“I am a Parrot”: Socialization into Literacy and Epistemic Ideologies through Rote Learning in India

Lecture | November 3 | 11 a.m.-12 p.m. | 33 Dwinelle Hall

 Usree Bhattacharya, University of Georgia

 Berkeley Language Center, Center for Ethnographic Research

Pervasive in rural and poorer schools in India, rote practices have received widespread criticism in educational literature for constraining the learning of English as well as educational content (e.g., Annamalai, 2004; Bhattacharya, 2013; Mohanty, 2008). Less studied, however, has been how rote practices 1) shape what students in such schools construct as learning, and 2) inform how they see themselves as learners. Using a language socialization theoretical lens, this study reveals how rote practices socialize marginalized children into oppressive literacy and epistemic ideologies, and captures how they resist them. Specifically, I illustrate, on one hand, how such children are socialized to accept limitations placed upon their learning through rote practices and, on the other hand, how they articulate and enact resistance within this context.
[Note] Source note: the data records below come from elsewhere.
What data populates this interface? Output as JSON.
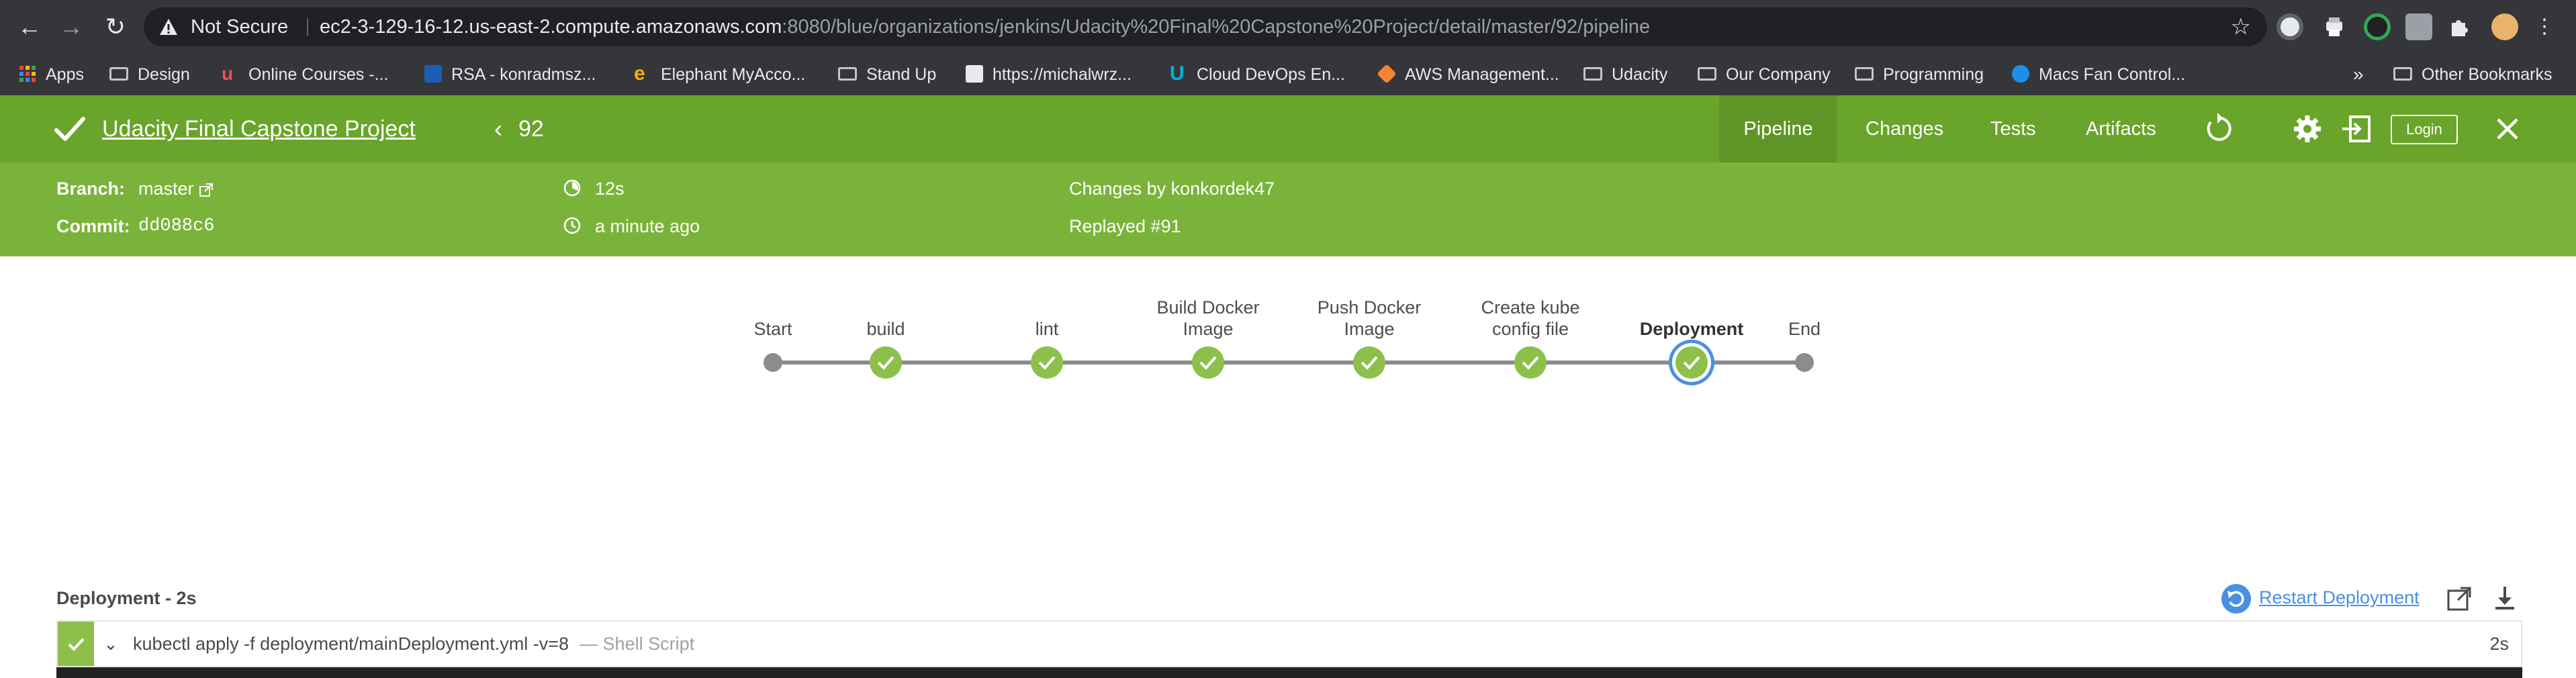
{
  "browser": {
    "security_label": "Not Secure",
    "url_host": "ec2-3-129-16-12.us-east-2.compute.amazonaws.com",
    "url_rest": ":8080/blue/organizations/jenkins/Udacity%20Final%20Capstone%20Project/detail/master/92/pipeline"
  },
  "bookmarks": [
    {
      "label": "Apps",
      "icon": "apps-grid-icon"
    },
    {
      "label": "Design",
      "icon": "folder-icon"
    },
    {
      "label": "Online Courses -...",
      "icon": "udemy-icon"
    },
    {
      "label": "RSA - konradmsz...",
      "icon": "rsa-icon"
    },
    {
      "label": "Elephant MyAcco...",
      "icon": "elephant-icon"
    },
    {
      "label": "Stand Up",
      "icon": "folder-icon"
    },
    {
      "label": "https://michalwrz...",
      "icon": "site-icon"
    },
    {
      "label": "Cloud DevOps En...",
      "icon": "udacity-icon"
    },
    {
      "label": "AWS Management...",
      "icon": "aws-icon"
    },
    {
      "label": "Udacity",
      "icon": "folder-icon"
    },
    {
      "label": "Our Company",
      "icon": "folder-icon"
    },
    {
      "label": "Programming",
      "icon": "folder-icon"
    },
    {
      "label": "Macs Fan Control...",
      "icon": "macs-fan-icon"
    },
    {
      "label": "»",
      "icon": "overflow-icon"
    },
    {
      "label": "Other Bookmarks",
      "icon": "folder-icon"
    }
  ],
  "run": {
    "project": "Udacity Final Capstone Project",
    "number": "92",
    "status_color": "#69a42b"
  },
  "tabs": {
    "pipeline": "Pipeline",
    "changes": "Changes",
    "tests": "Tests",
    "artifacts": "Artifacts",
    "login": "Login"
  },
  "details": {
    "branch_label": "Branch:",
    "branch_value": "master",
    "commit_label": "Commit:",
    "commit_value": "dd088c6",
    "duration": "12s",
    "ago": "a minute ago",
    "changes_by": "Changes by konkordek47",
    "replayed": "Replayed #91"
  },
  "stages": [
    {
      "label": "Start",
      "kind": "terminal"
    },
    {
      "label": "build",
      "kind": "success"
    },
    {
      "label": "lint",
      "kind": "success"
    },
    {
      "label": "Build Docker Image",
      "kind": "success"
    },
    {
      "label": "Push Docker Image",
      "kind": "success"
    },
    {
      "label": "Create kube config file",
      "kind": "success"
    },
    {
      "label": "Deployment",
      "kind": "success",
      "selected": true
    },
    {
      "label": "End",
      "kind": "terminal"
    }
  ],
  "stage_labels": {
    "s0": "Start",
    "s1": "build",
    "s2": "lint",
    "s3a": "Build Docker",
    "s3b": "Image",
    "s4a": "Push Docker",
    "s4b": "Image",
    "s5a": "Create kube",
    "s5b": "config file",
    "s6": "Deployment",
    "s7": "End"
  },
  "step_panel": {
    "title": "Deployment - 2s",
    "restart": "Restart Deployment",
    "command": "kubectl apply -f deployment/mainDeployment.yml -v=8",
    "type": "— Shell Script",
    "duration": "2s"
  }
}
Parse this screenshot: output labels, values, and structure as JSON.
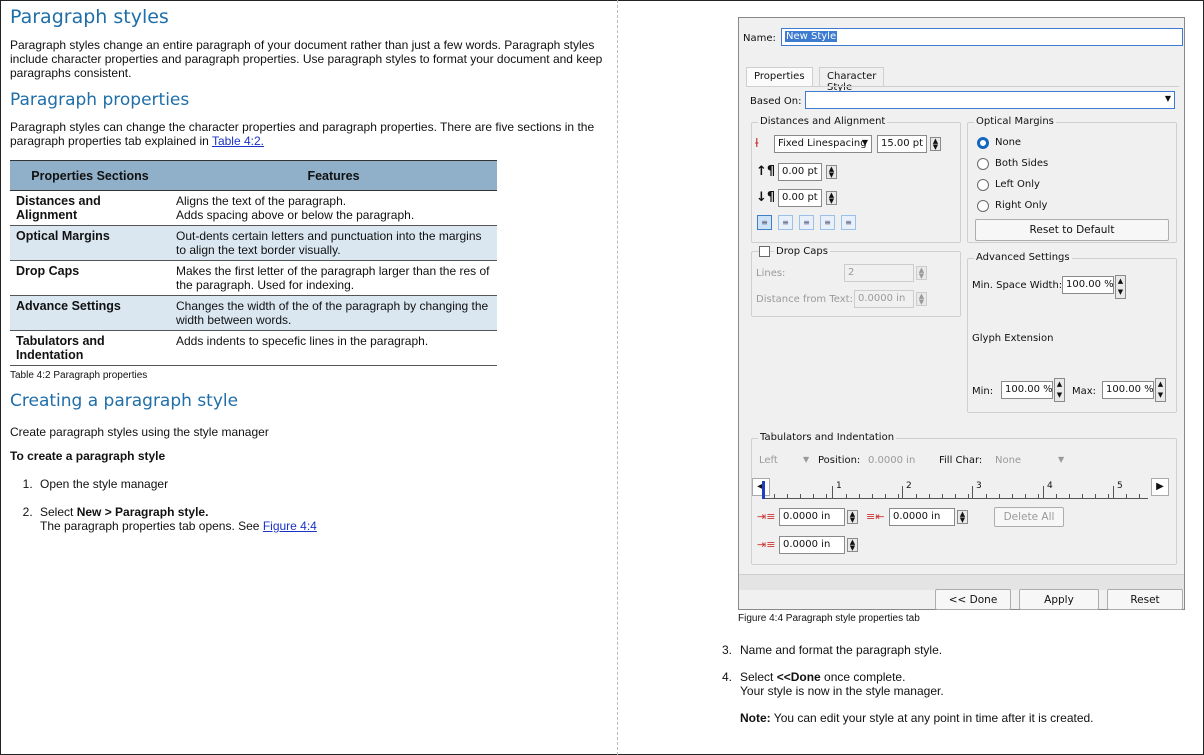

These findings emerge from my decade-long ethnographic investigation of the language and literacy practices of young boys who live at an anathashram (orphanage) in suburban New Delhi and attend a nearby village school. The analysis of these entangled processes of socialization are finally tied to the reproduction of socioeconomic inequalities in Indian education. Within a high-stakes language political context where English is a gatekeeper for socioeconomic mobility as well as higher education, this work calls for a more critical consideration of how socialization into problematic learner subject positions occurs through English literacy practices, and to question why.